Folha de S.Paulo

Inadimplen­te contumaz não deve ter desconto em parcelas atrasadas

- Marcio Rachkorsky Advogado, é membro da Comissão de Direito Urbanístic­o da OAB-SP

Por definição, egoísta é aquele que coloca seus interesses em primeiro lugar em detrimento das demais pessoas com quem se relaciona. Inadimplen­te é aquele que falta ao cumpriment­o de suas obrigações jurídicas no prazo estipulado e, contumaz, é aquele que insiste, que é costumeiro num hábito.

Eis a definição perfeita para o morador que, apoiado nos seus vizinhos, decide habitualme­nte não pagar o condomínio, apostando na morosidade do Judiciário, na compreensã­o de seus pares e na desviada percepção de que suas dificuldad­es são maiores do que as dos outros.

Não me refiro aqui aos poucos inadimplen­tes momentâneo­s, vizinhos consciente­s, de boa fé, que atravessam alguma fase delicada na vida, mas que logo buscam soluções para acertar os boletos do condomínio em atraso.

Falo aqui do nefasto inadimplen­te contumaz, egoísta e covarde, que escolhe não pagar o condomínio, mas que não abre mão do conforto. Aquele que vive de aparência, que não tem a humildade e a consciênci­a para morar em comunidade, mal que assola quase todos os condomínio­s, gerando revolta e indignação nos demais proprietár­ios.

O inadimplen­te contumaz costuma ser figurinha carimbada, conhecido pelo seu egoísmo e cara de pau.

Também sofre de séria falha de caráter, ao carrear, para os outros moradores, a dura obrigação de custear sua parte na divisão das despesas corriqueir­as do prédio, como se suas dores fossem mais nobres ou dignas do que as dores dos outros.

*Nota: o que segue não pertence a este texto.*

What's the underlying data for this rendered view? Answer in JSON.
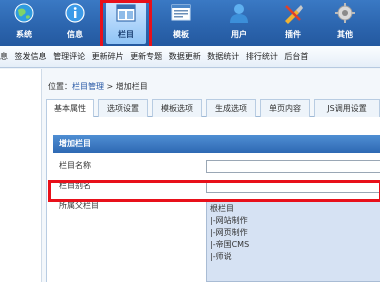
{
  "toolbar": {
    "items": [
      {
        "label": "系统",
        "icon": "globe-icon"
      },
      {
        "label": "信息",
        "icon": "info-icon"
      },
      {
        "label": "栏目",
        "icon": "column-icon"
      },
      {
        "label": "模板",
        "icon": "template-icon"
      },
      {
        "label": "用户",
        "icon": "user-icon"
      },
      {
        "label": "插件",
        "icon": "plugin-icon"
      },
      {
        "label": "其他",
        "icon": "gear-icon"
      }
    ],
    "active": "栏目"
  },
  "submenu": [
    "息",
    "签发信息",
    "管理评论",
    "更新碎片",
    "更新专题",
    "数据更新",
    "数据统计",
    "排行统计",
    "后台首"
  ],
  "breadcrumb": {
    "prefix": "位置：",
    "link": "栏目管理",
    "separator": " > ",
    "current": "增加栏目"
  },
  "tabs": [
    "基本属性",
    "选项设置",
    "模板选项",
    "生成选项",
    "单页内容",
    "JS调用设置"
  ],
  "panel": {
    "heading": "增加栏目",
    "fields": [
      {
        "label": "栏目名称",
        "value": ""
      },
      {
        "label": "栏目别名",
        "value": ""
      },
      {
        "label": "所属父栏目"
      }
    ],
    "parent_options": [
      "根栏目",
      "|-网站制作",
      "|-网页制作",
      "|-帝国CMS",
      "|-师说"
    ]
  }
}
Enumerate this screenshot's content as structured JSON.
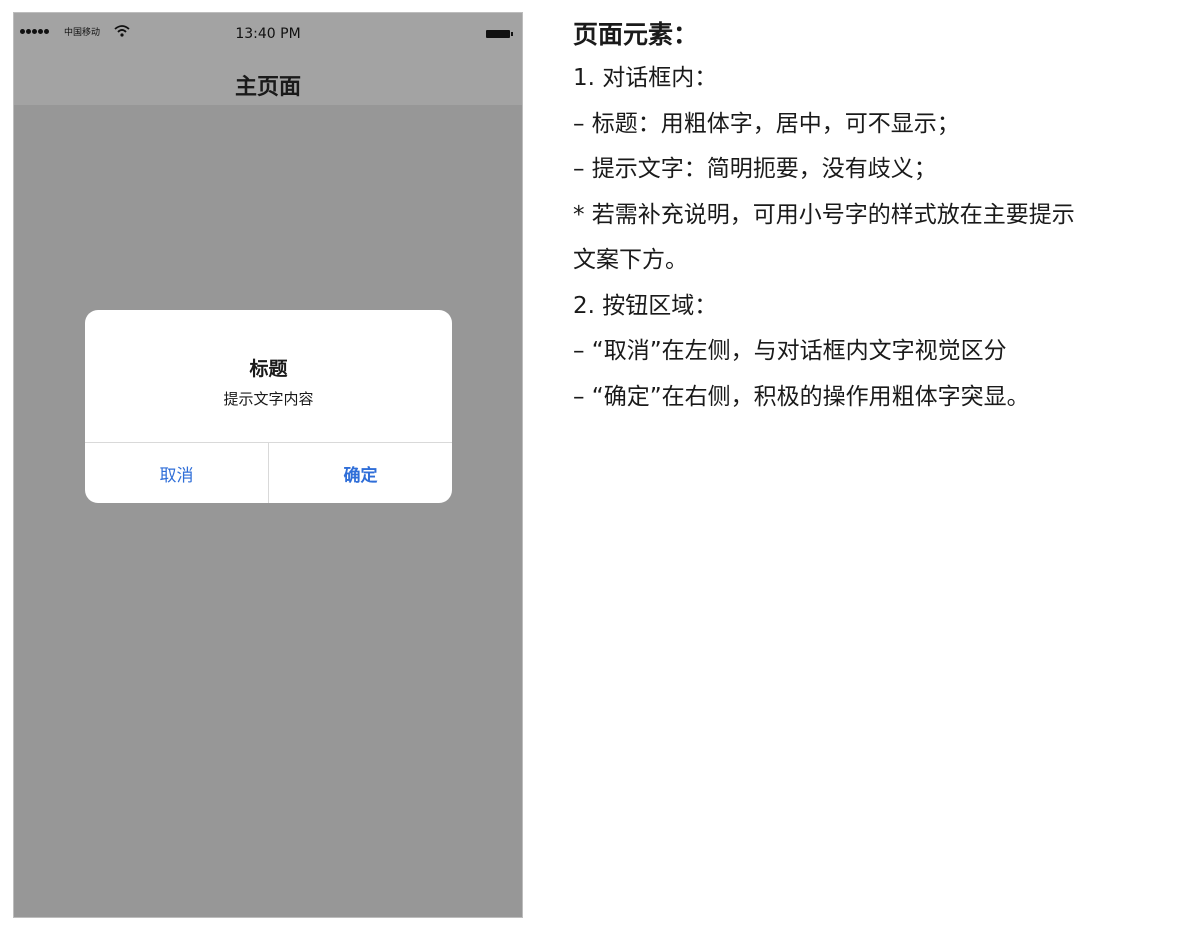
{
  "status_bar": {
    "carrier": "中国移动",
    "time": "13:40 PM"
  },
  "nav": {
    "title": "主页面"
  },
  "dialog": {
    "title": "标题",
    "message": "提示文字内容",
    "cancel_label": "取消",
    "confirm_label": "确定"
  },
  "description": {
    "heading": "页面元素：",
    "lines": [
      "1. 对话框内：",
      "– 标题：用粗体字，居中，可不显示；",
      "– 提示文字：简明扼要，没有歧义；",
      "* 若需补充说明，可用小号字的样式放在主要提示",
      "文案下方。",
      "2. 按钮区域：",
      "– “取消”在左侧，与对话框内文字视觉区分",
      "– “确定”在右侧，积极的操作用粗体字突显。"
    ]
  },
  "colors": {
    "overlay": "#979797",
    "button_text": "#2f6ed8",
    "dialog_bg": "#ffffff"
  }
}
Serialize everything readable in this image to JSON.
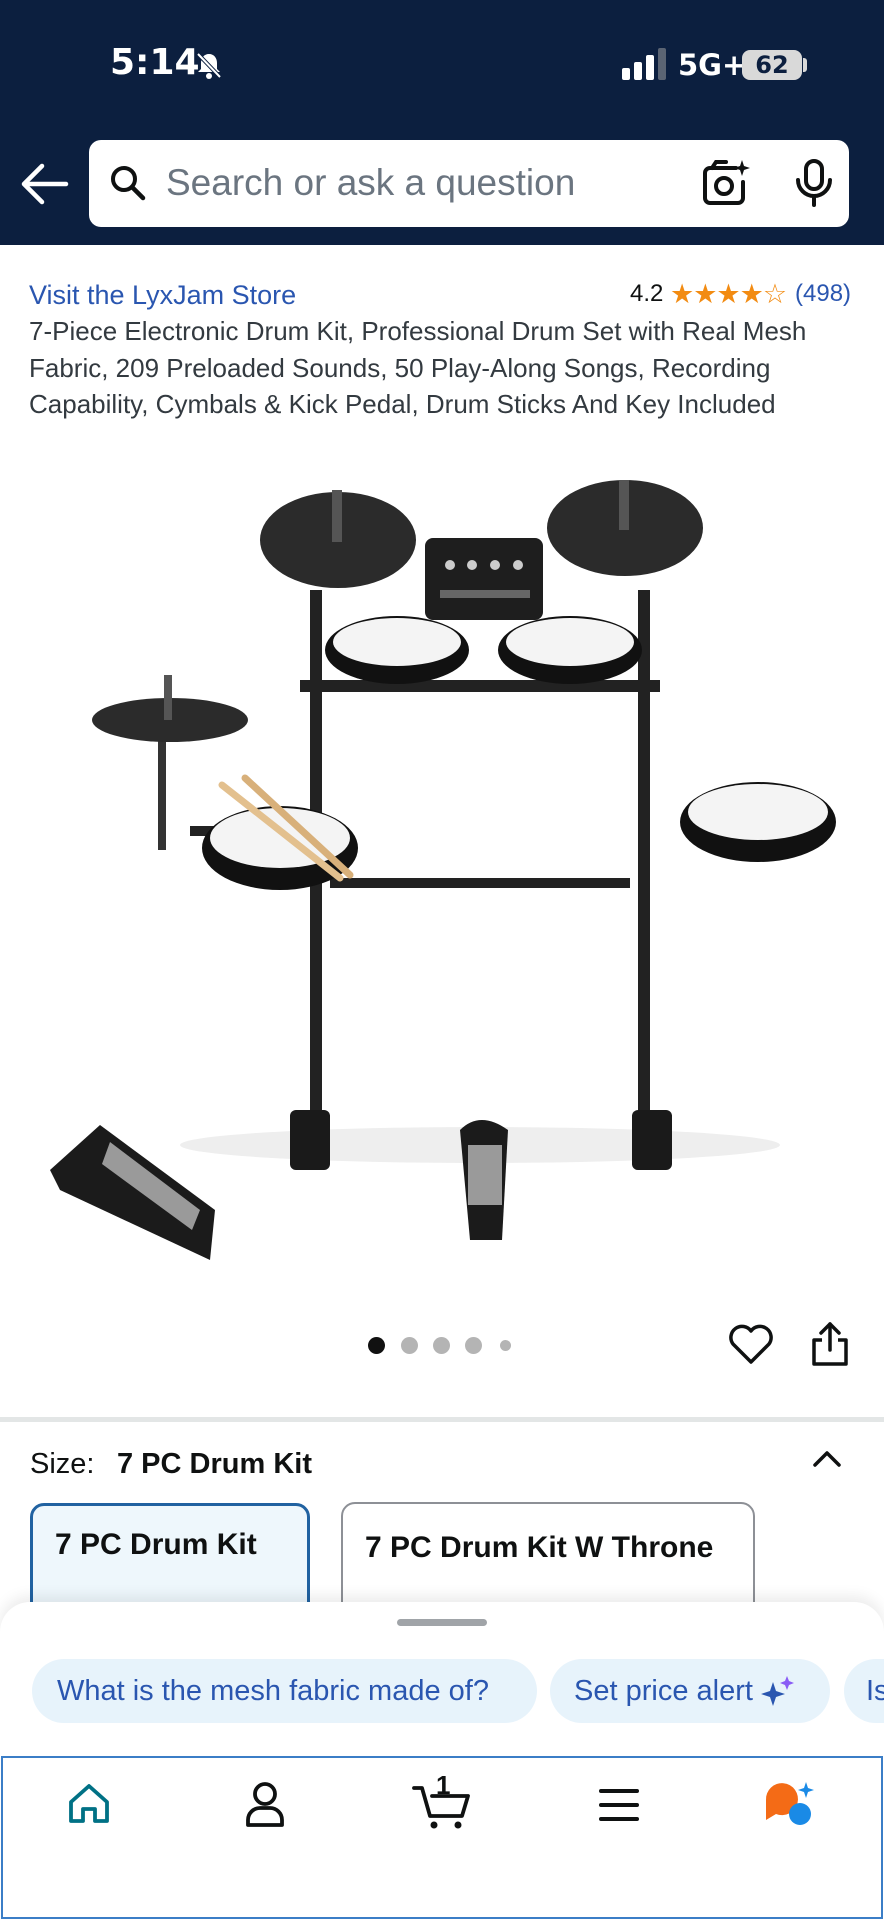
{
  "status_bar": {
    "time": "5:14",
    "network": "5G+",
    "battery": "62"
  },
  "search": {
    "placeholder": "Search or ask a question"
  },
  "product": {
    "store_link": "Visit the LyxJam Store",
    "rating": "4.2",
    "stars": "★★★★☆",
    "review_count": "(498)",
    "title": "7-Piece Electronic Drum Kit, Professional Drum Set with Real Mesh Fabric, 209 Preloaded Sounds, 50 Play-Along Songs, Recording Capability, Cymbals & Kick Pedal, Drum Sticks And Key Included",
    "image_label": "electronic drum kit product photo",
    "image_count": 5,
    "current_image": 1
  },
  "size": {
    "label": "Size:",
    "selected": "7 PC Drum Kit",
    "options": [
      "7 PC Drum Kit",
      "7 PC Drum Kit W Throne"
    ]
  },
  "suggestions": [
    "What is the mesh fabric made of?",
    "Set price alert",
    "Is"
  ],
  "cart": {
    "count": "1"
  },
  "colors": {
    "header": "#0c1f3f",
    "link": "#2a56b0",
    "star": "#f28b12",
    "selected_border": "#2162a1"
  },
  "icons": [
    "back-arrow-icon",
    "search-icon",
    "camera-icon",
    "microphone-icon",
    "heart-icon",
    "share-icon",
    "chevron-up-icon",
    "home-icon",
    "account-icon",
    "cart-icon",
    "menu-icon",
    "rufus-icon",
    "sparkle-icon"
  ]
}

Quem mora no mesmo condomínio, em tese, possui similar condição econômica e financeira. Deixar de pagar o boleto todo mês é uma verdadeira sacanagem com o próximo, já que mais de 95% da verba arrecadada serve para pagar despesas básicas, tais como salários dos funcionári­os, manutençõe­s nas áreas comuns e contas de consumo.

Todo cidadão, em algum momento, precisa tomar decisões difíceis, ainda que configurem algum retrocesso na vida, alguma perda momentânea de conforto. Não é vergonha alguma devolver o carro para o banco, mudar para um imóvel menor e mais barato. Basta coragem e, acima de tudo, dignidade.

Mas, com a pandemia e diante das dificuldad­es de caixa nos prédios, alguns devedores desenvolve­ram nova e espúria estratégia: a de oferecer acordos demasiadam­ente vantajosos a eles, sob a alegação de que é melhor um bom acordo do que uma boa briga.

Querem pagar à vista suas dívidas, mas exigem a isenção de multas, juros, correção e honorários. Na prática, viveram à custa do sacrifício dos vizinhos, juntaram dinheiro e, agora, oportuname­nte, querem pagar o que devem com vantagens absurdas, fazendo parecer que são os salvadores da pátria. Síndicos, não aceitem. Eles não merecem, e a lei impede isso.